There's this adage that applies to bite-and-smile commercials — "don't act so suprised." Bite-and-smiles are those spots where the talent bites into a food product and reacts (favorably, one presumes — though come to think of it I once bit into a club sandwich where the food dressers had encouraged the bacon strips to glisten under the lights by brushing Pine-Sol on them; I think the clients saved my "hideous revulsion" reaction for their gag reel).
Anyway, a common mistake many actors make when taking a bite/sip/lick of a food product during an audition is to act surprised. Unless it's written into the copy that the character is outright skeptical about the taste of this thing in front of them (the only example I can think of being those old Reese's commercials, "Hey! You got peanut butter on my chocolate!"), acting surprised that it tastes good is basically tantamount to saying the product looks like sh**, or the Brand Name doesn't inspire confidence, or that this product stands out because it DOESN'T kill you. In other words, if it's that good, what sort of vomit-inducing experience were you expecting and why? (So what you typically see instead during a good bite-and-smile is a look of pleasant expectation before the bite, then a reaction afterwards that says the expectation was happily confirmed or, perhaps, even exceeded because they'd forgotten just how gosh-darned good this stuff really is.)
How this all relates is that this week was, as predicted by a realtor friend of mine, much busier than last week (they predicted that the upcoming Easter holiday would combine with Tax Day to dramatically slow down a lot of different industries), so I actually had quite a few auditions, both on-camera and voiceover. And one of those on-camera auditions was for a casting firm that rarely calls me in and, as I think I've written before, when they DO call me in they always act surprised when I don't fall on my face. Well, that's exactly what happened once again. I came in, the casting director was very business-like and doing annoying things (more on that later), then I did my bit, and afterwards the first words out of their mouth were, "Evan, that was GOOD!"

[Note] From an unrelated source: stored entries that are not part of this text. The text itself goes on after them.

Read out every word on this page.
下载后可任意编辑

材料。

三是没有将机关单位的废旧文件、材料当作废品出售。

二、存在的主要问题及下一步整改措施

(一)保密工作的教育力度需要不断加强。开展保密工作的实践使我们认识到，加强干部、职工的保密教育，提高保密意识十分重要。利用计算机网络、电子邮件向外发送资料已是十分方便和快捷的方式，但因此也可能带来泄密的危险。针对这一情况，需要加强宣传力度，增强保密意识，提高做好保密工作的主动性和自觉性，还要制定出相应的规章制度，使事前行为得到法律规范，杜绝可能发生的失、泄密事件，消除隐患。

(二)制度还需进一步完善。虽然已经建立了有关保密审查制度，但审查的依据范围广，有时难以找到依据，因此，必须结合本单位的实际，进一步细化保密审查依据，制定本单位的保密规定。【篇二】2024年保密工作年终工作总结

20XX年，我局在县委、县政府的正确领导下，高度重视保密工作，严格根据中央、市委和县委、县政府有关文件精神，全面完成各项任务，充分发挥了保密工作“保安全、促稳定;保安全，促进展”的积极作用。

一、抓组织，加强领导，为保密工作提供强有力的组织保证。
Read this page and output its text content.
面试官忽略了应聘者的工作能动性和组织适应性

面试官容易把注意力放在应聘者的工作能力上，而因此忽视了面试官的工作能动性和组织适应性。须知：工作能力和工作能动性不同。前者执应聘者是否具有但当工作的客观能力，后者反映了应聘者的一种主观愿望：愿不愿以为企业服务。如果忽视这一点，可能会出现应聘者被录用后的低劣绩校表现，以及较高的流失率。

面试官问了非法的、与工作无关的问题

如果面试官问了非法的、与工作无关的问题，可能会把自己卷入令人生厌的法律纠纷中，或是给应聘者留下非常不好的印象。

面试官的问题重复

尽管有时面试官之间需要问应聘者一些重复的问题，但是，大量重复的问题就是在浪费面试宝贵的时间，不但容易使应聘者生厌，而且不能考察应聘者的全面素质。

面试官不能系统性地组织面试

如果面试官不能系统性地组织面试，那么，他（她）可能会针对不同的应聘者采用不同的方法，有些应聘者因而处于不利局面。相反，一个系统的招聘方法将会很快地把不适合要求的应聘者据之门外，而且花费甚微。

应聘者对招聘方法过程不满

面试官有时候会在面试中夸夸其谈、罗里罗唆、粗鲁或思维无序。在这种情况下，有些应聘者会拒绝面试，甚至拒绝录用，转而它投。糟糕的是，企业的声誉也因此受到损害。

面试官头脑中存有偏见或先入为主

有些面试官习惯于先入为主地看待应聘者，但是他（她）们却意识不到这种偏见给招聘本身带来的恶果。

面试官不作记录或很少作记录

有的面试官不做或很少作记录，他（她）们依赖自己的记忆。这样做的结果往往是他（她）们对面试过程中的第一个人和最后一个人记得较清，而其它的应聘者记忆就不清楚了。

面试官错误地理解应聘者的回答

Gee, don't act so suprised.
Y'know what was different this time though? I think I figured out that it's just the way they are. For whatever reason, they're either cursed with a condescending way of expressing themselves to other people or, more likely, they really DON'T expect a lot from actors. I think it's more of the latter, simply because of those other annoying things they do. For instance, they'll call an actor into the room, then say, "Wait until the camera's rolling before beginning." (Isn't that a bit obvious?) Or, "Stand on the mark to say your slate." (Why? Do most actors slate themselves off-camera?)
But what do I know? Perhaps I just haven't walked in their shoes enough to see the endless parade of actors who can't face forward, find their light, or know where the camera is. Perhaps most of the actors they call in don't know what a "slate" is and respond with an entirely appropriate, "Huh?" (A slate is simply looking into the camera and saying your name — don't say no one ever told you.) All I can say is, it's odd that other casting directors don't act this way.
Still, knowing that it just seems to be part of their nature is comforting somehow. I guess it's easier knowing ahead of time that, no matter how many times they see me, they're always going to find it refreshingly novel when I smear peanut butter on their chocolate.